Chicago Cubs Trade Rumors: Is Jim Hendry Standing Pat?

Jim Hendry has apparently quashed any rumors he will consider trading anyone who is signed through next season, or that is what he appears to say in this note from Tom Dierkes at MLBTradeRumors.com (there is a little more detail here in an article from the Des Moines Register). 

Of course, you can always assume he was just speaking gibberish or some sort of strange tautological mishmash, saying he will not trade anyone who will be with the team next year, which, of course, is true if they are traded and means, well, nothing, I suppose.

In any case, Big Jim is right in holding on to players genuinely under team control like Castro and Barney and Marmol and Marshall and all the usual suspects. But by the standard interpretation of the man’s words, this presents only Ramirez, Wood, Pena, Fukudome, Johnson and Grabow as chips that might figure in a trade.

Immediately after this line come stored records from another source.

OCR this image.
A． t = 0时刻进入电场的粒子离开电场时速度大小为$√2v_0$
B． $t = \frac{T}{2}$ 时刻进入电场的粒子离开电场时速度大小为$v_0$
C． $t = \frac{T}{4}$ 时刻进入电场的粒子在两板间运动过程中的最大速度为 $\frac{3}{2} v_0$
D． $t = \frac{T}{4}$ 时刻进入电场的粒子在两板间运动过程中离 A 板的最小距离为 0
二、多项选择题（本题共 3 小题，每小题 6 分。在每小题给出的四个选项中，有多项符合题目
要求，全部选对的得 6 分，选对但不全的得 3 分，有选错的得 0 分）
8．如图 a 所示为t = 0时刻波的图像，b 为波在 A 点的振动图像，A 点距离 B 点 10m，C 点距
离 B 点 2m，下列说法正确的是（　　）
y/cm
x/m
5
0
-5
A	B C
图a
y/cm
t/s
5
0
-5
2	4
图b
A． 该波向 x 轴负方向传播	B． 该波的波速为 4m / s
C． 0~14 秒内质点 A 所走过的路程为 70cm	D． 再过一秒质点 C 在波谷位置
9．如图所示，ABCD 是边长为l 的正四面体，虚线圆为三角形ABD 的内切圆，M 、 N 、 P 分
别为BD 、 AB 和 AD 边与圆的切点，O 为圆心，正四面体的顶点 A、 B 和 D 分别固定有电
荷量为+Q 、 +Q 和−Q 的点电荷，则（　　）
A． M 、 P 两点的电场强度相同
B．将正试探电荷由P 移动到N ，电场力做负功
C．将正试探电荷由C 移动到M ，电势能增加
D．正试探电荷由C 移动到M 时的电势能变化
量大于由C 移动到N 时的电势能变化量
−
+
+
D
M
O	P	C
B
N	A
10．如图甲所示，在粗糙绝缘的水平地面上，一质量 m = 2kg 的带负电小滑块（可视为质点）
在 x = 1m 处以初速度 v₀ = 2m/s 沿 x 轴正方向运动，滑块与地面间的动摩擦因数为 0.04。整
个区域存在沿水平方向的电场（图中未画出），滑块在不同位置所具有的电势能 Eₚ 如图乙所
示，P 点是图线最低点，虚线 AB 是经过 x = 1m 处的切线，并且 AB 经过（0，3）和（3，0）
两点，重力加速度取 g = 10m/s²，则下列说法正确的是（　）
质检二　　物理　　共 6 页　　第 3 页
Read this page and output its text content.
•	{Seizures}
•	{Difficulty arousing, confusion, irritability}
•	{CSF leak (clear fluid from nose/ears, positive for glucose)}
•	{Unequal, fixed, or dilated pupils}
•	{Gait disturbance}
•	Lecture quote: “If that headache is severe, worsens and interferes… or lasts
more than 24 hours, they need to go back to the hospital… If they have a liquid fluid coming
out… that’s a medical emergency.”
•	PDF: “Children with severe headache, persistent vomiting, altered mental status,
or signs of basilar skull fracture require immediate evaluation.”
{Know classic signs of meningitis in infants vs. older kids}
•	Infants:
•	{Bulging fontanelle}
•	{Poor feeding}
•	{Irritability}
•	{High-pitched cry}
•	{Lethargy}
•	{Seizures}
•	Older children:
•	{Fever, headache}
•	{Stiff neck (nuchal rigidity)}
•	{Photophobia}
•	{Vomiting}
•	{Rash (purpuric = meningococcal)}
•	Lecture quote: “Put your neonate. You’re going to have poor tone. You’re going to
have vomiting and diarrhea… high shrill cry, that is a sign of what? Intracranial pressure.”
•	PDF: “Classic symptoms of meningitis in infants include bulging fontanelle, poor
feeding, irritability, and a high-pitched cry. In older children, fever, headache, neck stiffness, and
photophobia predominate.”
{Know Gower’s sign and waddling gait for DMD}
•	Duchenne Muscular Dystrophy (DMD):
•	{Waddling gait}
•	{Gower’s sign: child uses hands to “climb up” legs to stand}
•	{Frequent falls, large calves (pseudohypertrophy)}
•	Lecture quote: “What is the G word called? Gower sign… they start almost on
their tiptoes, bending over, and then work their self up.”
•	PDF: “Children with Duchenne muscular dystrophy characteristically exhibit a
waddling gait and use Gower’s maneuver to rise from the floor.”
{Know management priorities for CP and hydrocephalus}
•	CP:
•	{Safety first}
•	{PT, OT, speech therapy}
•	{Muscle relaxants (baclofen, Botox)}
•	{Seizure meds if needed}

Given that Ramirez has reiterated his rejection of any trade, and given that Wood has some sort of special dispensation in the matter and is likely to reject any move, and given further that Pena and Fukudome are players that Hendry will consider re-signing in the offseason, that leaves Johnson and Grabow on the block. 

Slim pickings there, but dig in, contenders, because that is likely all you are going to see if we are to take Hendry at his word. In other words, expect the same kind of wheeling and dealing that occurred last season when the Cubs dumped Lilly and Lee.

Jim thinks he has the makings of a winner with just a couple of tweaks. Otherwise he would not be talking such nonsense. Now, he is right that teams can be turned around in short order in modern baseball, but the notion he has any idea how to do it is one that Cubs fans will find hard to swallow after watching the team’s woeful performance and incompetent management from top to bottom this year.

Sooner or later, someone in the front office is going to figure out that you cannot consistently trot out a lineup that includes only two left-handed hitters, no speed, limited athletic ability, no brains, and that literally cannot take a pitch if their life depended on it and expect to score runs. 

So if some benighted baseball executive comes along and offers me anything worthwhile for players like Soriano, Byrd, Baker and Soto, players who, although they have some individual virtues, are among the keys to why this team loses consistently, I’d have to think twice before I’d retain the services of a GM who turns them down.

The problem with the Cubs, though, is that they don’t know they are a bad team—and I want to emphasize team here—and they don’t know why they are a bad team. 

It has been a perennial problem for this franchise. They are always wondering why they have players who appear to have good numbers who collectively never quite knit together as a unit.  It is just because these guys individually seem to be able to produce individual stats that make you think they are not all that bad that the team as a whole never quite measures up.